Oklo announced that its deal with Meta pushes forward plans for a 1.2-gigawatt (1,200 megawatts) power campus in Pike County, Ohio. The agreement includes a mechanism for Meta to prepay for power and provide funding to boost project certainty. Oklo said the cash will help lock in nuclear fuel and advance Phase 1. Pre-construction and site work are set to start in 2026, with the first phase aiming for completion as early as 2030 and full expansion to 1.2 GW by 2034. “Meta’s funding commitment in support of early procurement and development activity is a major step in moving advanced nuclear forward,” CEO Jacob DeWitte said. Meta’s energy head Urvi Parekh added that the project “enables the development of 1.2 gigawatts of nuclear energy in Southern Ohio.” (Oklo)
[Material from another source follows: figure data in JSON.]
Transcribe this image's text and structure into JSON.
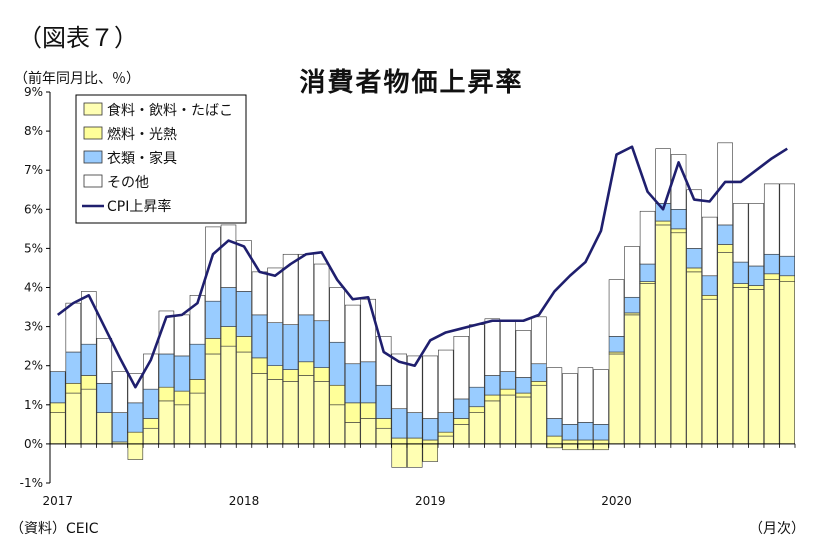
{
  "figure_label": "（図表７）",
  "chart_data": {
    "type": "bar",
    "title": "消費者物価上昇率",
    "ylabel": "（前年同月比、％）",
    "xlabel": "（月次）",
    "source": "（資料）CEIC",
    "ylim": [
      -1,
      9
    ],
    "y_ticks": [
      "-1%",
      "0%",
      "1%",
      "2%",
      "3%",
      "4%",
      "5%",
      "6%",
      "7%",
      "8%",
      "9%"
    ],
    "x_tick_labels": [
      "2017",
      "2018",
      "2019",
      "2020"
    ],
    "x_tick_index": [
      0,
      12,
      24,
      36
    ],
    "legend_position": "top-left",
    "categories": [
      "2017-01",
      "2017-02",
      "2017-03",
      "2017-04",
      "2017-05",
      "2017-06",
      "2017-07",
      "2017-08",
      "2017-09",
      "2017-10",
      "2017-11",
      "2017-12",
      "2018-01",
      "2018-02",
      "2018-03",
      "2018-04",
      "2018-05",
      "2018-06",
      "2018-07",
      "2018-08",
      "2018-09",
      "2018-10",
      "2018-11",
      "2018-12",
      "2019-01",
      "2019-02",
      "2019-03",
      "2019-04",
      "2019-05",
      "2019-06",
      "2019-07",
      "2019-08",
      "2019-09",
      "2019-10",
      "2019-11",
      "2019-12",
      "2020-01",
      "2020-02",
      "2020-03",
      "2020-04",
      "2020-05",
      "2020-06",
      "2020-07",
      "2020-08",
      "2020-09",
      "2020-10",
      "2020-11",
      "2020-12"
    ],
    "series": [
      {
        "name": "食料・飲料・たばこ",
        "type": "bar",
        "color": "#ffffb3",
        "values": [
          0.8,
          1.3,
          1.4,
          0.8,
          0.05,
          -0.4,
          0.4,
          1.1,
          1.0,
          1.3,
          2.3,
          2.5,
          2.35,
          1.8,
          1.65,
          1.6,
          1.75,
          1.6,
          1.0,
          0.55,
          0.65,
          0.4,
          -0.6,
          -0.6,
          -0.45,
          0.2,
          0.5,
          0.8,
          1.1,
          1.25,
          1.2,
          1.5,
          -0.1,
          -0.15,
          -0.15,
          -0.15,
          2.3,
          3.3,
          4.1,
          5.6,
          5.4,
          4.4,
          3.7,
          4.9,
          4.0,
          3.95,
          4.2,
          4.15
        ]
      },
      {
        "name": "燃料・光熱",
        "type": "bar",
        "color": "#ffff99",
        "values": [
          0.25,
          0.25,
          0.35,
          0.0,
          0.0,
          0.3,
          0.25,
          0.35,
          0.35,
          0.35,
          0.4,
          0.5,
          0.4,
          0.4,
          0.35,
          0.3,
          0.35,
          0.35,
          0.5,
          0.5,
          0.4,
          0.25,
          0.15,
          0.15,
          0.1,
          0.1,
          0.15,
          0.15,
          0.15,
          0.15,
          0.1,
          0.1,
          0.2,
          0.1,
          0.1,
          0.1,
          0.05,
          0.05,
          0.05,
          0.1,
          0.1,
          0.1,
          0.1,
          0.2,
          0.1,
          0.1,
          0.15,
          0.15
        ]
      },
      {
        "name": "衣類・家具",
        "type": "bar",
        "color": "#99ccff",
        "values": [
          0.8,
          0.8,
          0.8,
          0.75,
          0.75,
          0.75,
          0.75,
          0.85,
          0.9,
          0.9,
          0.95,
          1.0,
          1.15,
          1.1,
          1.1,
          1.15,
          1.2,
          1.2,
          1.1,
          1.0,
          1.05,
          0.85,
          0.75,
          0.65,
          0.55,
          0.5,
          0.5,
          0.5,
          0.5,
          0.45,
          0.4,
          0.45,
          0.45,
          0.4,
          0.45,
          0.4,
          0.4,
          0.4,
          0.45,
          0.45,
          0.5,
          0.5,
          0.5,
          0.5,
          0.55,
          0.5,
          0.5,
          0.5
        ]
      },
      {
        "name": "その他",
        "type": "bar",
        "color": "#ffffff",
        "values": [
          0.0,
          1.25,
          1.35,
          1.15,
          1.05,
          0.75,
          0.9,
          1.1,
          1.05,
          1.25,
          1.9,
          1.6,
          1.3,
          1.1,
          1.4,
          1.8,
          1.55,
          1.45,
          1.4,
          1.5,
          1.6,
          1.25,
          1.4,
          1.45,
          1.6,
          1.6,
          1.6,
          1.6,
          1.45,
          1.3,
          1.2,
          1.2,
          1.3,
          1.3,
          1.4,
          1.4,
          1.45,
          1.3,
          1.35,
          1.4,
          1.4,
          1.5,
          1.5,
          2.1,
          1.5,
          1.6,
          1.8,
          1.85
        ]
      },
      {
        "name": "CPI上昇率",
        "type": "line",
        "color": "#1f1f6e",
        "values": [
          3.3,
          3.6,
          3.8,
          3.0,
          2.2,
          1.45,
          2.15,
          3.25,
          3.3,
          3.6,
          4.85,
          5.2,
          5.05,
          4.4,
          4.3,
          4.6,
          4.85,
          4.9,
          4.2,
          3.7,
          3.75,
          2.35,
          2.1,
          2.0,
          2.65,
          2.85,
          2.95,
          3.05,
          3.15,
          3.15,
          3.15,
          3.3,
          3.9,
          4.3,
          4.65,
          5.45,
          7.4,
          7.6,
          6.45,
          6.0,
          7.2,
          6.25,
          6.2,
          6.7,
          6.7,
          7.0,
          7.3,
          7.55
        ]
      }
    ]
  }
}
The market’s pressing question is simpler: how much does “prepay” actually translate to in dollars, and what sets it off? Oklo hasn’t revealed the financial details, and the timelines extend well beyond the typical quarter-to-quarter cycle that usually moves trading.

Insider trading disclosures hit Friday’s filings. DeWitte sold 164,186 Oklo Class A shares on Jan. 7-8, with weighted average prices between $93.79 and $100.06, according to a Form 4. The sale was made under a Rule 10b5-1 plan—a pre-arranged schedule allowing executives to offload shares. (SEC)

Oklo co-founder and COO Caroline Cochran disclosed sales during the same two-day period under a 10b5-1 plan set up in March 2025, according to a separate filing. (SEC)

The bullish case is simple: if corporate buyers back new nuclear builds, project financing could get a boost and the pipeline might finally move forward. On the flip side, nuclear projects often face delays unrelated to demand. The Financial Times pointed out that Oklo still hasn’t secured regulatory approval, and bringing new nuclear designs to market remains a complex, expensive challenge—even with well-funded customers hunting for reliable “baseload” power. (Financial Times)

Meta’s latest deal reflects a wider trend in tech firms investing more heavily in hard infrastructure. Axios reported that Meta earlier secured a 20-year nuclear agreement with Constellation in Illinois. Now, through these new contracts, the company aims to back both current nuclear plants and the development of new reactors. (Axios)

Oklo’s Monday session will probably hinge on fresh details about the amount, timing, and terms of any prepayment, as well as the path from the current deal to actual construction. Traders also have a key date marked: Zacks shows Oklo’s next earnings report is due March 23, 2026.